To understand in what sense exactly `fma`

is more accurate, we should look at how different implementations of this formula introduce rounding errors in floats. We begin with a naive implementation of `a*b+c`

:

- First \(ab\) is evaluated.
- The result of \(ab\) gets rounded to the nearest float. We call this rounded result \(d\).
- Now \(d+c\) is evaluated.
- The result gets rounded to the nearest float.

Note how we get rounding errors twice, once for the multiplication and once for the addition. Here is what `fma(a,b,c)`

does:

- First \(ab+c\) is evaluated.
- The result gets rounded to the nearest float.

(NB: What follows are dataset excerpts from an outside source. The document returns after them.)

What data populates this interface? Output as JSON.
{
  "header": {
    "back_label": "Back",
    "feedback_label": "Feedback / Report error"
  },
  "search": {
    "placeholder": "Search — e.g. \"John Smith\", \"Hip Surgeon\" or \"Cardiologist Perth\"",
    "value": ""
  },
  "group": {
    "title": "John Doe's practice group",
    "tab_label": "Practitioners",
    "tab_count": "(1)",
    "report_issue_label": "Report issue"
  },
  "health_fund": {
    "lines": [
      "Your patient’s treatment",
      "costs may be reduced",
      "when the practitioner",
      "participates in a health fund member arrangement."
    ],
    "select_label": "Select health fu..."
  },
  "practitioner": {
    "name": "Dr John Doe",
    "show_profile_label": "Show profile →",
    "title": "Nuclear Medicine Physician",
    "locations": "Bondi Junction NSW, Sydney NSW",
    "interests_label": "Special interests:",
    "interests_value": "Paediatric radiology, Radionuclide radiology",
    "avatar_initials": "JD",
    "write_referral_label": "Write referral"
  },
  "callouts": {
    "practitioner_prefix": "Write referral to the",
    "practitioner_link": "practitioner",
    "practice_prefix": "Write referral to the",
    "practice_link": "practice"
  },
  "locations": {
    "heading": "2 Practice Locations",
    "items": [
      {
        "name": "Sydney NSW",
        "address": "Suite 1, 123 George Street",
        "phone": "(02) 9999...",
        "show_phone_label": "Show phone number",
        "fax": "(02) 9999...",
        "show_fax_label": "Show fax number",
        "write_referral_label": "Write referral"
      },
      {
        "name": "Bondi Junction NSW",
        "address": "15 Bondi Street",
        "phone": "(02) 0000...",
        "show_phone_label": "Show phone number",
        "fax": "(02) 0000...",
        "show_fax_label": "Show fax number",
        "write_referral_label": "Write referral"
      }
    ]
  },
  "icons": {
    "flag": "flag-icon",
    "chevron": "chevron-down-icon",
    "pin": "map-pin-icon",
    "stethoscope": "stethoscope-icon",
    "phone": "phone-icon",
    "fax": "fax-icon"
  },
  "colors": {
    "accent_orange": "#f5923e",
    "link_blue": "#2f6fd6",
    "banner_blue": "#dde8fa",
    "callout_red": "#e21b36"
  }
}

Thus, we only get rounding errors once. In situations where numeric cancellation may arise, that can make a big difference. As an example, consider \(a=1.00000011920929\), \(b=53400708\) and \(c=-b\). The value of \(a\) is chosen to be representable by a 32-bit float with almost no error. Then \(ab\) is going to be slightly bigger than \(b\). Overall, it is pretty big and big floats have lower absolute precision. The small perturbation due to the \(0.00000011920929\) part of \(a\) gets impacted by rounding errors heavily. In fact, it ends up being an integer. Then we add \(c\) (i.e. we subtract \(b\)) so this small perturbation is all that remains. With \(ab+c\) evaluated naively with 32-bit floats, the result is \(8\). With `fma`

the result is \(6.365860462\), which is what it should be (64-bit floats give the same digits). Without `fma`

, we do not get a single correct decimal digit. With `fma`

, we get ca. 8 correct digits, which is as much as we can hope for with 32-bit floats.

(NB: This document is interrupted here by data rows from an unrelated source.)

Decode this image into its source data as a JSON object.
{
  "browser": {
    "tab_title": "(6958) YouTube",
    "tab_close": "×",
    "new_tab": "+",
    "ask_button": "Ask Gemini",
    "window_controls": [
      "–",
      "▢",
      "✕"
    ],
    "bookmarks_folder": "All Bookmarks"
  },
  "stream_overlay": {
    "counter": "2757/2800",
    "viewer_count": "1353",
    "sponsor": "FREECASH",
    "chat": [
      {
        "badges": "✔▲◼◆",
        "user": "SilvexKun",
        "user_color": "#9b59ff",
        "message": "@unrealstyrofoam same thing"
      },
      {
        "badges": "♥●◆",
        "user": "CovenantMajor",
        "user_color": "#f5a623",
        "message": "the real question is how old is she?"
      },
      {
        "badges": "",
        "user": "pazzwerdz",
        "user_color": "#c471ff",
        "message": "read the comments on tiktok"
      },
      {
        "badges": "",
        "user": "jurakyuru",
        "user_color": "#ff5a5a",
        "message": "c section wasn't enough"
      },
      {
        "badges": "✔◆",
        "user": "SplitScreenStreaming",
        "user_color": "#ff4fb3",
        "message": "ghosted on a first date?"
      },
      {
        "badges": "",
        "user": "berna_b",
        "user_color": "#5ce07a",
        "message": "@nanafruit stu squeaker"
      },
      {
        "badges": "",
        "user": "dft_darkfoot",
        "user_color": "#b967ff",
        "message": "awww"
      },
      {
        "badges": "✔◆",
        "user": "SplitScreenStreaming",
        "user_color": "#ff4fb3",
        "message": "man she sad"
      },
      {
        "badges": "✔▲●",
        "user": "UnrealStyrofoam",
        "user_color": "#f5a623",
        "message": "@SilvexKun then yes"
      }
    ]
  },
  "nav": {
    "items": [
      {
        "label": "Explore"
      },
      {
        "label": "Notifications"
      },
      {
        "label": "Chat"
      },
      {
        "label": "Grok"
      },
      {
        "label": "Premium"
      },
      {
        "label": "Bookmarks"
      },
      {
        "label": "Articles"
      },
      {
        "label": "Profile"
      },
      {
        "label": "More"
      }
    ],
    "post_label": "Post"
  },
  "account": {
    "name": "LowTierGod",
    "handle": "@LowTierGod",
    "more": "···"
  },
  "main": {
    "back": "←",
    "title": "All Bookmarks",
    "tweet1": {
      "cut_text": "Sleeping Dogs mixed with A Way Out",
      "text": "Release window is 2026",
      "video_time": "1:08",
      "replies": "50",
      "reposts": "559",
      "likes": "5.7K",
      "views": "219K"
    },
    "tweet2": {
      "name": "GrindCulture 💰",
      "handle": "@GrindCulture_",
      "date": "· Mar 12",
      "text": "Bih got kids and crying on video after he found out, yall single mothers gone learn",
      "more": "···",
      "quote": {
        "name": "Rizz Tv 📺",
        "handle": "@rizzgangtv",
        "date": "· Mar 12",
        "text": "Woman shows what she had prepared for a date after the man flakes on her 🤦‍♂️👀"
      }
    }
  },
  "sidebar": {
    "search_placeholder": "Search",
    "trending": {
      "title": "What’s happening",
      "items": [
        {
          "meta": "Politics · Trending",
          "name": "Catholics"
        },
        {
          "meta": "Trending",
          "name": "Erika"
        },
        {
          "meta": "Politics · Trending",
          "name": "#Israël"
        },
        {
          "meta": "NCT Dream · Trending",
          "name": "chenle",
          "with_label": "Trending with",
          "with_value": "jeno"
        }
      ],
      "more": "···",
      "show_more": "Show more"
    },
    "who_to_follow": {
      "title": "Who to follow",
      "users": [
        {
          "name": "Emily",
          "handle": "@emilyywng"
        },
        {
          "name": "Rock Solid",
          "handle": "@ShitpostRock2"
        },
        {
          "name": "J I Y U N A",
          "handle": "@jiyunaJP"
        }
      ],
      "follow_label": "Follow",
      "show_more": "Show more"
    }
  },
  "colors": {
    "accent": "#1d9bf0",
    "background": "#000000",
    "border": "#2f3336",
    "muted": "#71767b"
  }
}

Of course, this is a contrived example. The point is that it is wrong to think that rounding once instead of twice gives you half as much rounding error. It can make the difference between complete loss of accuracy and perfectly accurate results. Below, we will encounter a few clever ways to make use of this guarantee on accuracy.

## Counting instructions

Most of the time, when I use `fma`

it is not due to a clever numerical trick. I just want to keep track of how many instructions get issued in compute-intense numerical code. When I see an invocation of `fma`

, I can be pretty sure that it maps to one instruction. When I see multiplication or addition, it is harder to reason about the cost. In the ideal case, all multiplications and additions can be paired up and fused so that there are exactly as many instructions as multiplications. Then additions are free. But that is not always possible. For example, \((a+b+c)de\) has two additions and two multiplications but there is no way to implement this formula with less than four instructions. By using `fma`

most of the time, I'm more aware of the actual cost and sometimes that inspires me to rearrange an expression in a way that will make better use of this hardware feature. Compilers are also quite limited in how they can rearrange expressions due to IEEE compliance. The next section has an example where that leads to an increased instruction count.

## Predictable results

Another benefit of using `fma`

is that results are more predictable in terms of numerical accuracy. If I implement a numerical procedure (e.g. solving cubic equations or sampling of linear lights) using `fma`

in most suitable places, the compiler has less freedom in how it implements this code. Thus, it is a bit safer to assume that code, which produces accurate results on my system, will also do so on other systems.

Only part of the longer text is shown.